出版不況が叫ばれて早10数年。たしかに、出版各社においては時々大ヒットこそ出るものの、業界を全体的に見ればいい話は聞きません。
 
複数の出版社とつながりを持つ編プロに所属する私からすると、こんな状況なのに、出版各社が小競り合いみたいにちまちまとベストセラーの奪い合いをしていても、業界全体は尻すぼみになるだけではないか? と感じていたのです。
 
 「いずれ誰かが変えてくれるだろう」。たかだか編プロのイチ編集者である私は、当然このように漫然と待ち続けていました。
 
 ところが皆、私と同じように誰かが変えてくれるのを待っているだけだったのです。
 
 誠実に仕事と向き合っている編集者なら、誰しもこのままではいけないということはわかっています。ただ、変えるのは「自分ではない」と思っていただけ。
 
 おそらく、なにもなければ、この待ちの状態は変わらないと思いました。
 
「やってみるか」と思い立ったのは2019年の終わり頃でした。
 
 普段はライバル関係にあるそれぞれの出版社の有志を集め、共同でなにかしらのコンテンツをつくれば、新たな一歩になるかもしれない。
 
 そこで、日頃仕事で懇意にしている出版社の編集者さんたちに声をかけたところ、快く承諾していただけました。
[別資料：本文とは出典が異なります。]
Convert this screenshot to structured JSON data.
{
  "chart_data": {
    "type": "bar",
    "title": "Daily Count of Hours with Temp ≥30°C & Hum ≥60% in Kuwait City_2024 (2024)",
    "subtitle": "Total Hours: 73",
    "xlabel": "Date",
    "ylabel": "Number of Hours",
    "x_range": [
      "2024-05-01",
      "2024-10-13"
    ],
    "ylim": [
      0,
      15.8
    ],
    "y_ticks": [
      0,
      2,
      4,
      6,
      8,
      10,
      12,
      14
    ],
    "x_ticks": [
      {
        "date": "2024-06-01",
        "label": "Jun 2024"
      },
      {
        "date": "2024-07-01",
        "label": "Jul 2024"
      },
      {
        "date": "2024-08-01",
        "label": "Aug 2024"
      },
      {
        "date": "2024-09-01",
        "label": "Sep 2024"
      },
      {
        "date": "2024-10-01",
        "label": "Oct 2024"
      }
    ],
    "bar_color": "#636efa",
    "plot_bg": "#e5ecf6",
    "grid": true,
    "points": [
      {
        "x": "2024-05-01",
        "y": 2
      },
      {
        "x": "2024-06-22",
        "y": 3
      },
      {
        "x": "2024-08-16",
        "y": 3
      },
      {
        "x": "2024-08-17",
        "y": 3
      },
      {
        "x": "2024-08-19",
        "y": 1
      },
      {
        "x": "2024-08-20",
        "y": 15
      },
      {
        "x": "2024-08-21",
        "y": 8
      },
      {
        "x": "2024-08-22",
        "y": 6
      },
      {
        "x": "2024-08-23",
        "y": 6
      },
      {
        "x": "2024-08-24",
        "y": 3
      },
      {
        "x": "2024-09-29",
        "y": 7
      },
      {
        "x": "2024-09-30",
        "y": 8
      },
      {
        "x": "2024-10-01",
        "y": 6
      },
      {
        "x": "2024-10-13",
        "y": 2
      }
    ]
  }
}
皆、思いは同じだったのです。
 
 コロナの影響で多少スタートが遅れはしたものの、毎月協議を重ね、できることから始めようということで立ち上がったのが、今回のメディア『シュッパン前夜』です。
 
 ガチの編集者は基本的に裏方思考なので、あまり表舞台に出ていくことを好みません。しかし、今回はあえて前に出て、これまで自分たちが見てきた本づくりの舞台裏や、こだわり、編集以外にも書籍制作に関係する陰の天才たちにスポットを当て、つくり手だからこそわかる「本の深み・読者とは違った見方での面白さ」を紹介していきたいと思います。
 
 このメディアをきっかけに、出版関係者にとどまらず、読者とのコミュニケーションの輪を広げていければ幸いに思います。
 
 この先どうなるかはわかりませんが、出版界に新たな夜明けが来ることを祈りながら。今宵、本の深みへ〜『シュッパン前夜』。